Family Life with Four Daughters
Besides patients, Jasmine also cares for her female clan at home – four daughters, ages 9, 13, 16 and 19. “My youngest wants to be a nurse because she loves the interaction, and my oldest is in college,” she said proudly. “I am now the role model I didn’t have – the foundation for my daughters.”
And Jasmine’s level of care doesn’t end there. She also Steps Forward in her community, playing an active and integral role in a local nonprofit serving to break the stigma on mental health. “People need to understand how mental health issues can affect your physical health and how to cope.” She and her colleagues at the nonprofit raffle off free therapy services, partner with local politicians and try to involve the community whenever possible.
“This is important to me because in the African-American community, everyone has stressors and may cope differently. People don’t want to hear that they may be depressed because that could scare them or make them worry that they will be labeled. As a community, we have to be more aware and get the law enforcement officials involved too so they are better equipped to handle someone who may be dealing with mental-health issues.”

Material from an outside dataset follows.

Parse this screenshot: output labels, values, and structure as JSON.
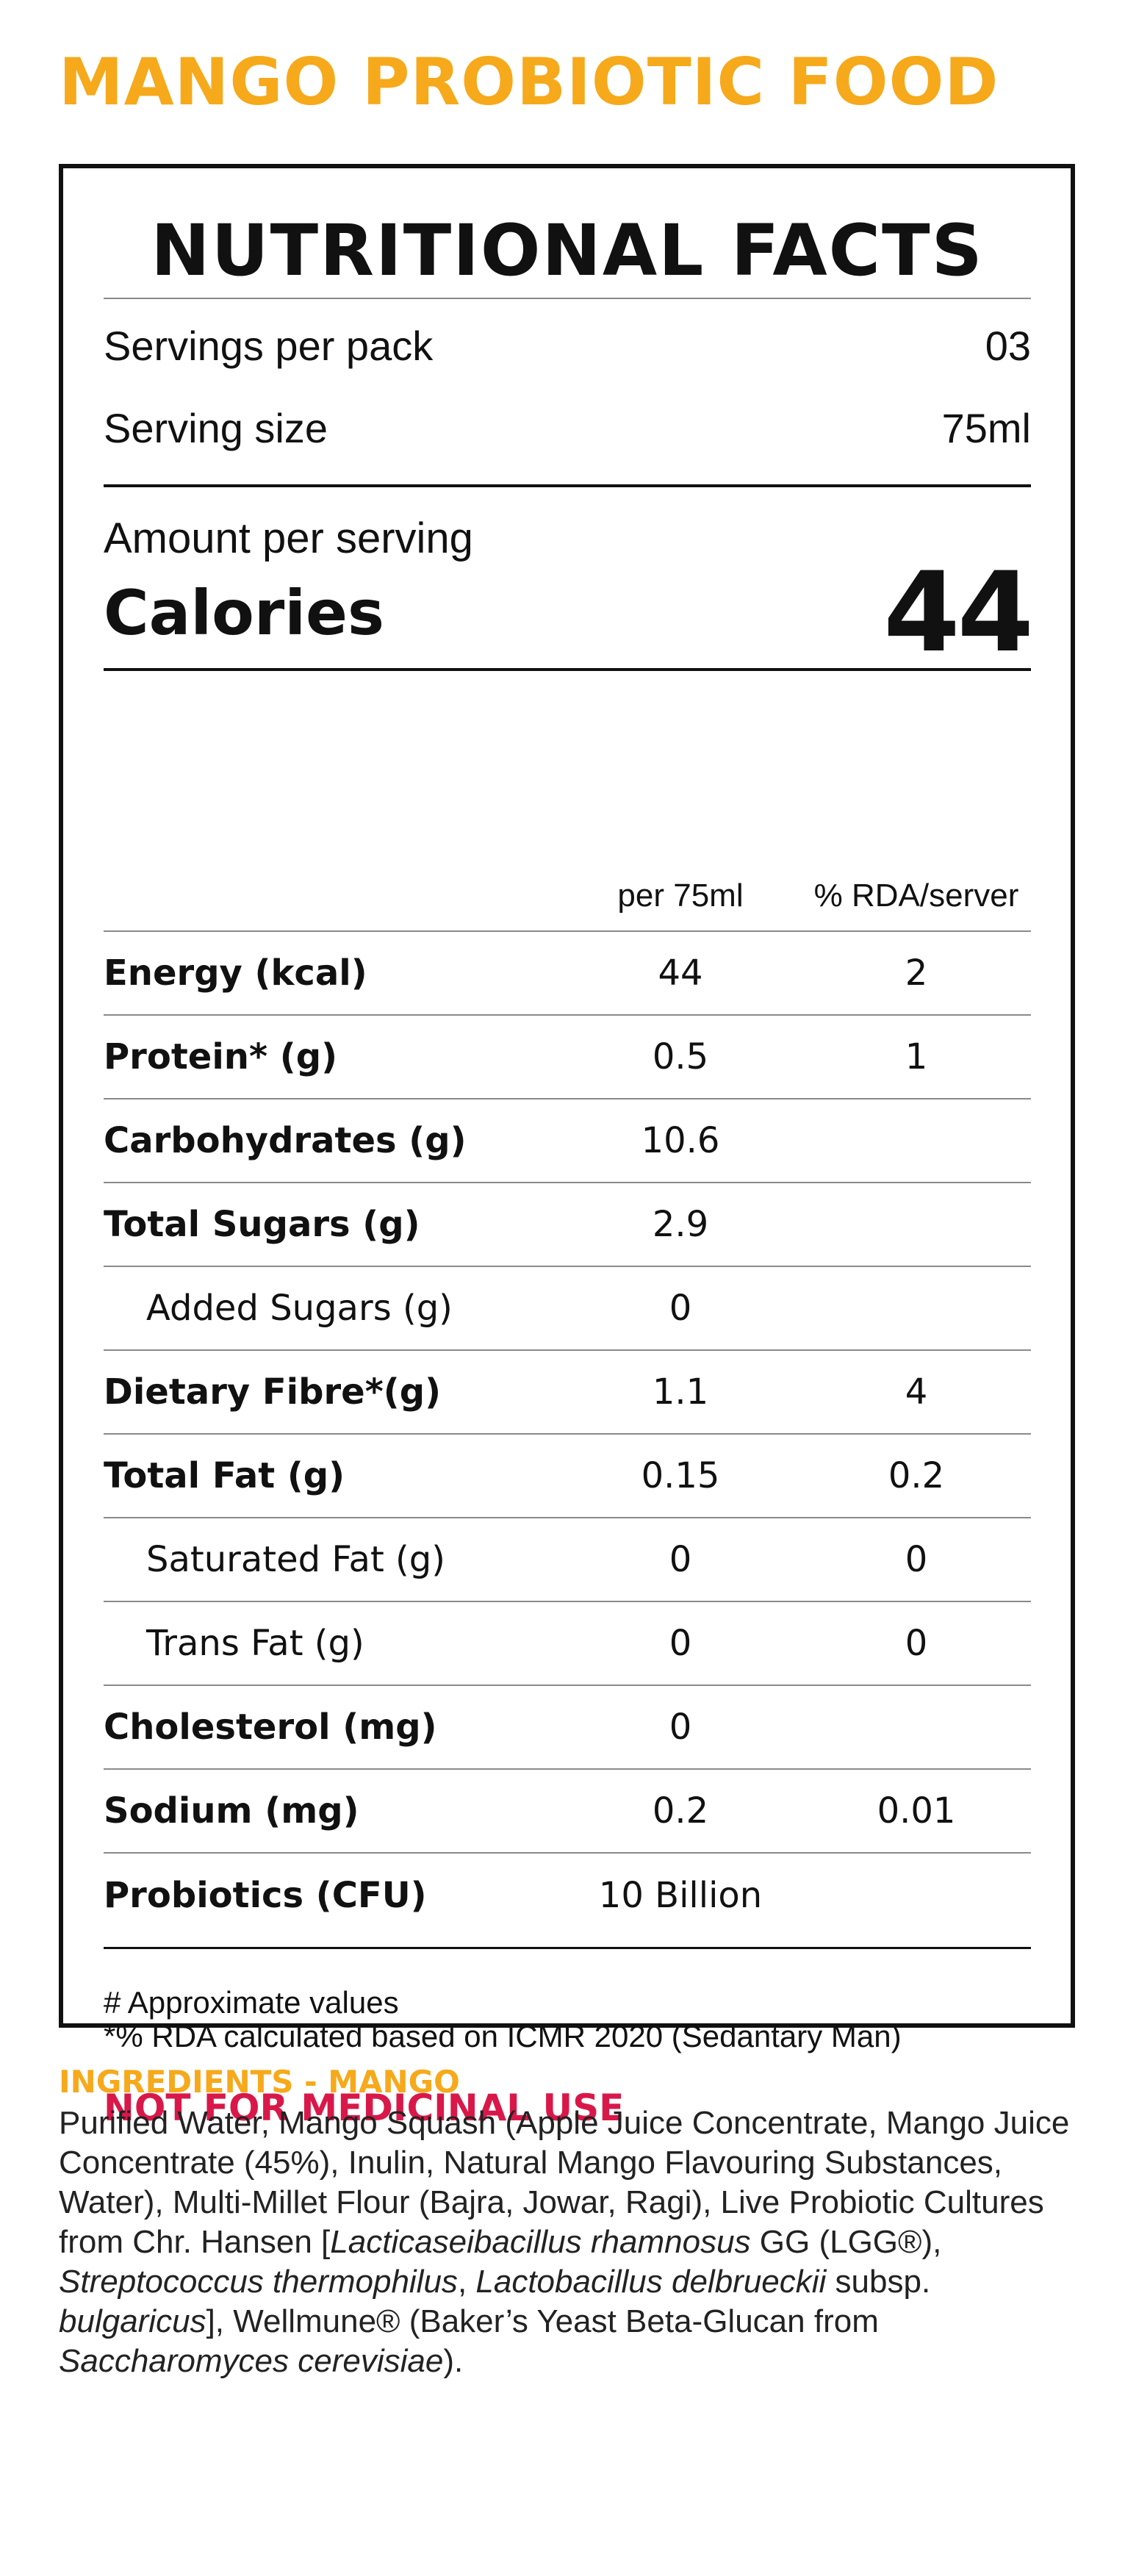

Jasmine recalled a challenging and painful time during college when she thankfully had friends and family to support her. “I could have gone down the wrong path,” she said, giving an example that something as simple as not being able to get her hair done – a testament to her womanhood – could wreak havoc on her confidence and wellbeing. “There are so many components. It’s a topic that is really brushed under the rug and needs to come to the forefront.”
Hitting the Bookshelves
Making sure the values and rewards of nursing are brought to the forefront is Jasmine, a novice author, whose book will soon debut on Amazon. Jasmine penned Becoming a Nurse: My Journey to a Degree in Nursing and dedicated it to her past, current and future patients. The book is written for those beginning their nursing education and for those pursing higher degrees. It details her personal journey, provides tips of the trade and even contains a study guide in the back.
“Nursing is a really challenging but rewarding career. If you’re doing for the right reasons, you learn a lot. For me, it helped me become a better mother, a better listener and it taught me empathy. I smile more because seeing my patients happy makes me happy. Being a nurse helped me grow and changed every aspect of my life. It made me a better human being and put my whole life into perspective.”